Citing that 2001 decision, a California Senate committee report notes that “a stranger’s illegal conduct does not suffice to remove the First Amendment shield from speech about a matter of public concern.”
The bill, the report said, “appears as if it would apply to a media organization that receives a recording that was obtained in violation of” state law and “would therefore face constitutional challenges.”
3. Adds to Overcriminalization
Even if Planned Parenthood’s bill survives the California Assembly, Brown, a Democrat, could veto the bill based on his previous actions.
In an October 2015 letter to the Assembly, Brown returned nine bills without his signature and expressed opposition to bills that create new crimes “by finding a novel way to characterize and criminalize conduct that is already proscribed.”
“This multiplication and particularization of criminal behavior,” the governor added, “creates increasing complexity without commensurate benefit.”
Would the bill increase complexity?
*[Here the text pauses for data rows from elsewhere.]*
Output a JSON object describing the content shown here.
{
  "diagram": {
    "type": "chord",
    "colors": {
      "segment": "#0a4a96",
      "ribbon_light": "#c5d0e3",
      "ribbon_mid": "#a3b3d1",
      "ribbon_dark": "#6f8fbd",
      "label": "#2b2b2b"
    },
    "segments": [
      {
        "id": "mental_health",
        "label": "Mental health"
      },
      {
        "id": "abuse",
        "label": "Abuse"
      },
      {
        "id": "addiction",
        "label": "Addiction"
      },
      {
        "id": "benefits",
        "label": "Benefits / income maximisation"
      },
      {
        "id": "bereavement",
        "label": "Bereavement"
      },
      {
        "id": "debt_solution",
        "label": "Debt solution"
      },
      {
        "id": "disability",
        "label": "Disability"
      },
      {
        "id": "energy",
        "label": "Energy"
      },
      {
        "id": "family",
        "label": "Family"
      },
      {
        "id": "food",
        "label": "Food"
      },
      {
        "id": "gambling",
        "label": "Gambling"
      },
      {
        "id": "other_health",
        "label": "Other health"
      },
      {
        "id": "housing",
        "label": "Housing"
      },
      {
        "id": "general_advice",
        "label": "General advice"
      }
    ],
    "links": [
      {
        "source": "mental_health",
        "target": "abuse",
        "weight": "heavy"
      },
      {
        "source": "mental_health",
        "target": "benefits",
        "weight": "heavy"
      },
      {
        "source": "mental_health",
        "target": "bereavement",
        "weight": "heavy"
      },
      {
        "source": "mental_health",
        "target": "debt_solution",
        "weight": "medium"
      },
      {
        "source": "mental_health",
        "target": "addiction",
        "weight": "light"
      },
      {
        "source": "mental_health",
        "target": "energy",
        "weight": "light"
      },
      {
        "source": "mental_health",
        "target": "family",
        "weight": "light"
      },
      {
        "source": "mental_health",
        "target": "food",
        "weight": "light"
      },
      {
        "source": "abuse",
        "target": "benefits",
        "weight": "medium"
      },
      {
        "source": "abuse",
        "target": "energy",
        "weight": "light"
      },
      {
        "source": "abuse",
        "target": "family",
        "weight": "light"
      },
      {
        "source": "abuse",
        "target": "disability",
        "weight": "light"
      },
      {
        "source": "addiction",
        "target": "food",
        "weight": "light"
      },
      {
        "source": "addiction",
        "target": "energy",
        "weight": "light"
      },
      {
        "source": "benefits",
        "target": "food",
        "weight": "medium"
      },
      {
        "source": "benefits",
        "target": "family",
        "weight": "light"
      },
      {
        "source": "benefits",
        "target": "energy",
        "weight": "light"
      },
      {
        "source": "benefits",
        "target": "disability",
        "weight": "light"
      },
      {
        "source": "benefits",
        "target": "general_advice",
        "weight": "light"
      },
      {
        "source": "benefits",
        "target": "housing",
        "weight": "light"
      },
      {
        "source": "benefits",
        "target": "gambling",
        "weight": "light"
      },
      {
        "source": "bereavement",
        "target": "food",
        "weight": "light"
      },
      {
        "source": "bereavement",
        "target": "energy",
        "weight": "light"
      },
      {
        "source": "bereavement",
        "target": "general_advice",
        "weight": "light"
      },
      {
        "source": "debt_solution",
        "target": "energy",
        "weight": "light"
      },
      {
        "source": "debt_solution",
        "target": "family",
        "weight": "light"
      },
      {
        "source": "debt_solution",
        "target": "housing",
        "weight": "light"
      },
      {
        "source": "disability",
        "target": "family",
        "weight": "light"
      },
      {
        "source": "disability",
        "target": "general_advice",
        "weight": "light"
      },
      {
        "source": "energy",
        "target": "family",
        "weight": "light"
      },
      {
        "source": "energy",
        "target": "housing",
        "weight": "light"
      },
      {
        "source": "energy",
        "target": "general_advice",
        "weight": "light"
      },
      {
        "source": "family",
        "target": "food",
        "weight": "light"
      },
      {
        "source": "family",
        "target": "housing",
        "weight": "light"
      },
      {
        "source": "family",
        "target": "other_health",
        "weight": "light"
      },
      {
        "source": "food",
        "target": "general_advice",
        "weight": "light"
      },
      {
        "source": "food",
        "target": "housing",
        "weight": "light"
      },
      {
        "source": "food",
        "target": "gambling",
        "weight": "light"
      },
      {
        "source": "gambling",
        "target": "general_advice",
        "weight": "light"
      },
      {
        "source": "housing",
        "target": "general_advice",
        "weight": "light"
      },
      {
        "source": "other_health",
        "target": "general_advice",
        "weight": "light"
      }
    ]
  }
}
The California Senate has indicated it would by diminishing the public interest, identified in the 2001 Supreme Court case, in “the full and free dissemination of information concerning public issues.”
Would AB 1671 provide commensurate benefit? In one of Daleiden’s hidden-camera video recordings, as reported by The Federalist, a top medical officer for Planned Parenthood explained a reason to discuss a good price for aborted baby remains in the first place: “I want a Lamborghini,” she quipped.
Neither the First Amendment nor the criminal law should be abused to hide such ambitions from the public.